The following opinion was filed May 11, 1912:
BaeNes, J.(dissenting). I am unable to concur in all that is said in the opinion in this case. A circuit judge is just as much a state officer as is the governor, secretary of state, attorney general, state treasurer, a justice of this court, or a state senator. When all is said in the opinion that can be said in support of the acts that are challenged, we have the bare, bald question of the right of the legislature to single out a single county or a single circuit and arbitrarily compel it to pay a part of the salary of a state officer, when no other county or circuit in the state is required so to do. If this can be done I see no good reason why Dane county could not be obliged to pay the whole or a part of the salary of the governor or of the other state officers mentioned, or why any single senatorial district might not be called upon to pay the salary of the senator who represented it. Under the law which has been upheld the Gounty of Milwaukee is compelled to levy $6,000 a year to assist in paying the salaries of state officers, while no other county or circuit in the state is mulcted with any such charge. This is not my idea of uniformity of taxation. I do not think that the cases of Winnebago Co. v. Dodge Co.; Williams v. Dodge Co.; State ex rel. Ellis v. Thorne; State ex rel. Williams v. Samuelson; Waushara Co. v. Portage Co., and others cited in the opinion furnish any support for the conclusion reached in the instant case. All of these cases arose under general statutes applicable to the entire state and to every county therein. None of them singled out a certain county and required it to bear an extra portion of the general burden of taxation. This was the precise thing *96which the court held could not be done in Lund v. Chippewa Co. 93 Wis. 640, 67 N. W. 927.

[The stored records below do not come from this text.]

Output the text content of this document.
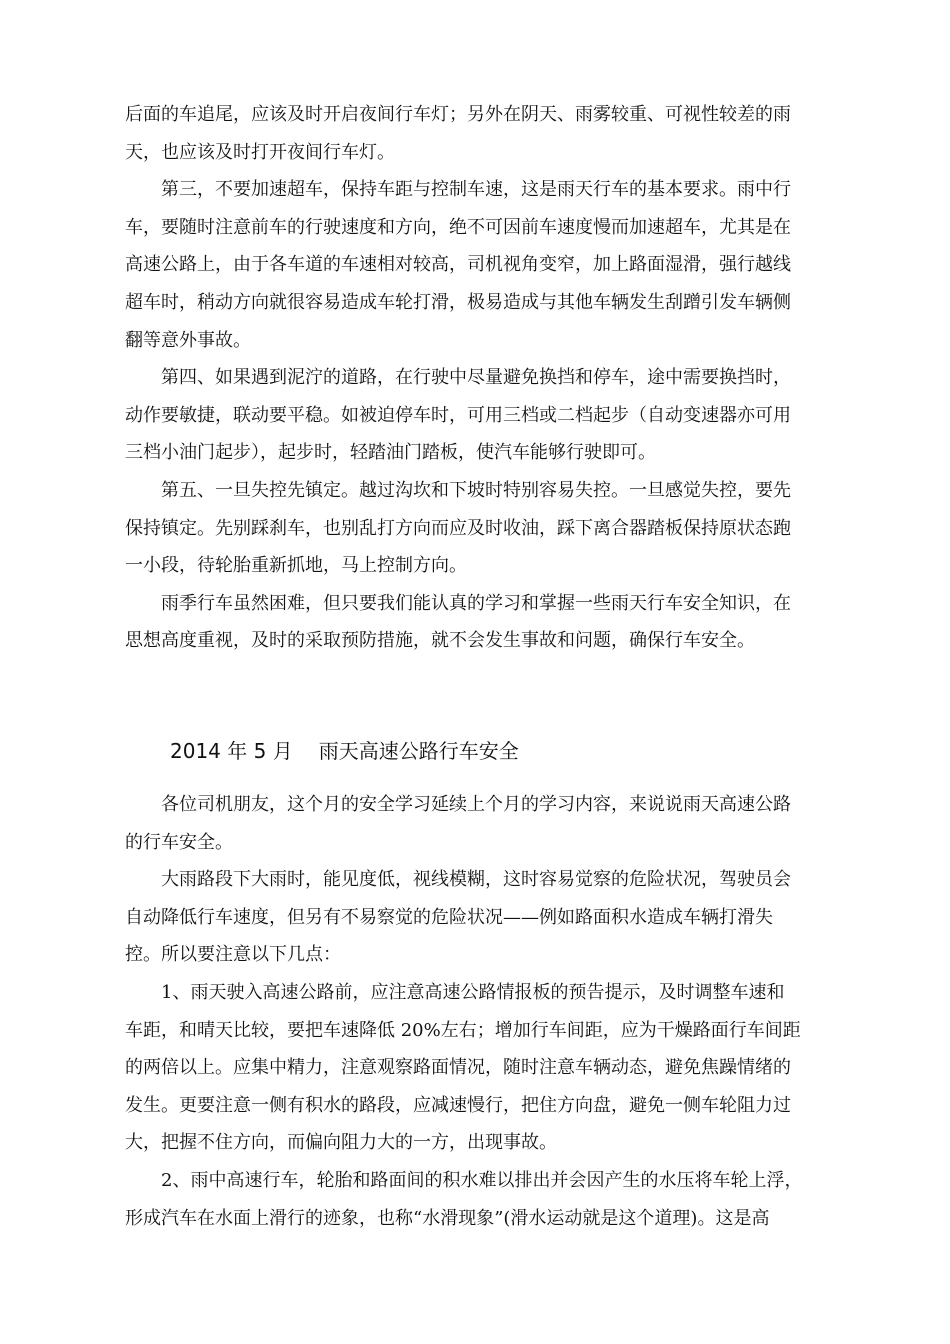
后面的车追尾，应该及时开启夜间行车灯；另外在阴天、雨雾较重、可视性较差的雨
天，也应该及时打开夜间行车灯。
第三，不要加速超车，保持车距与控制车速，这是雨天行车的基本要求。雨中行
车，要随时注意前车的行驶速度和方向，绝不可因前车速度慢而加速超车，尤其是在
高速公路上，由于各车道的车速相对较高，司机视角变窄，加上路面湿滑，强行越线
超车时，稍动方向就很容易造成车轮打滑，极易造成与其他车辆发生刮蹭引发车辆侧
翻等意外事故。
第四、如果遇到泥泞的道路，在行驶中尽量避免换挡和停车，途中需要换挡时，
动作要敏捷，联动要平稳。如被迫停车时，可用三档或二档起步（自动变速器亦可用
三档小油门起步），起步时，轻踏油门踏板，使汽车能够行驶即可。
第五、一旦失控先镇定。越过沟坎和下坡时特别容易失控。一旦感觉失控，要先
保持镇定。先别踩刹车，也别乱打方向而应及时收油，踩下离合器踏板保持原状态跑
一小段，待轮胎重新抓地，马上控制方向。
雨季行车虽然困难，但只要我们能认真的学习和掌握一些雨天行车安全知识，在
思想高度重视，及时的采取预防措施，就不会发生事故和问题，确保行车安全。
2014 年 5 月 雨天高速公路行车安全
各位司机朋友，这个月的安全学习延续上个月的学习内容，来说说雨天高速公路
的行车安全。
大雨路段下大雨时，能见度低，视线模糊，这时容易觉察的危险状况，驾驶员会
自动降低行车速度，但另有不易察觉的危险状况——例如路面积水造成车辆打滑失
控。所以要注意以下几点：
1、雨天驶入高速公路前，应注意高速公路情报板的预告提示，及时调整车速和
车距，和晴天比较，要把车速降低 20%左右；增加行车间距，应为干燥路面行车间距
的两倍以上。应集中精力，注意观察路面情况，随时注意车辆动态，避免焦躁情绪的
发生。更要注意一侧有积水的路段，应减速慢行，把住方向盘，避免一侧车轮阻力过
大，把握不住方向，而偏向阻力大的一方，出现事故。
2、雨中高速行车，轮胎和路面间的积水难以排出并会因产生的水压将车轮上浮，
形成汽车在水面上滑行的迹象，也称“水滑现象”(滑水运动就是这个道理)。这是高
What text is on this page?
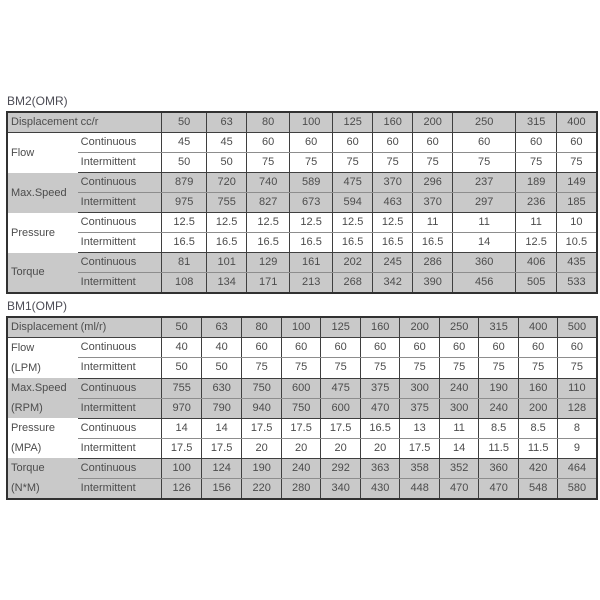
BM2(OMR)
Displacement	cc/r	50	63	80	100	125	160	200	250	315	400

Flow	Continuous	45	45	60	60	60	60	60	60	60	60
	Intermittent	50	50	75	75	75	75	75	75	75	75

Max.Speed	Continuous	879	720	740	589	475	370	296	237	189	149
	Intermittent	975	755	827	673	594	463	370	297	236	185

Pressure	Continuous	12.5	12.5	12.5	12.5	12.5	12.5	11	11	11	10
	Intermittent	16.5	16.5	16.5	16.5	16.5	16.5	16.5	14	12.5	10.5

Torque	Continuous	81	101	129	161	202	245	286	360	406	435
	Intermittent	108	134	171	213	268	342	390	456	505	533
BM1(OMP)
Displacement	(ml/r)	50	63	80	100	125	160	200	250	315	400	500

Flow
(LPM)	Continuous	40	40	60	60	60	60	60	60	60	60	60
	Intermittent	50	50	75	75	75	75	75	75	75	75	75

Max.Speed
(RPM)	Continuous	755	630	750	600	475	375	300	240	190	160	110
	Intermittent	970	790	940	750	600	470	375	300	240	200	128

Pressure
(MPA)	Continuous	14	14	17.5	17.5	17.5	16.5	13	11	8.5	8.5	8
	Intermittent	17.5	17.5	20	20	20	20	17.5	14	11.5	11.5	9

Torque
(N*M)	Continuous	100	124	190	240	292	363	358	352	360	420	464
	Intermittent	126	156	220	280	340	430	448	470	470	548	580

I freely concede that the legislature had the power to authorize the county to mate the expenditure if it saw fit. The Lund Case, supra, and Jensen v. Polk Co. 47 Wis. 298, 2 N. W. 320, so hold. But there is a wide difference between saying to a county, you may make a donation for the benefit of the general public if you see fit, and saying you must do so. So I think the County of Milwaukee had the right to pay the additional compensation to the judges as long as it saw fit and to cease doing so whenever it chose.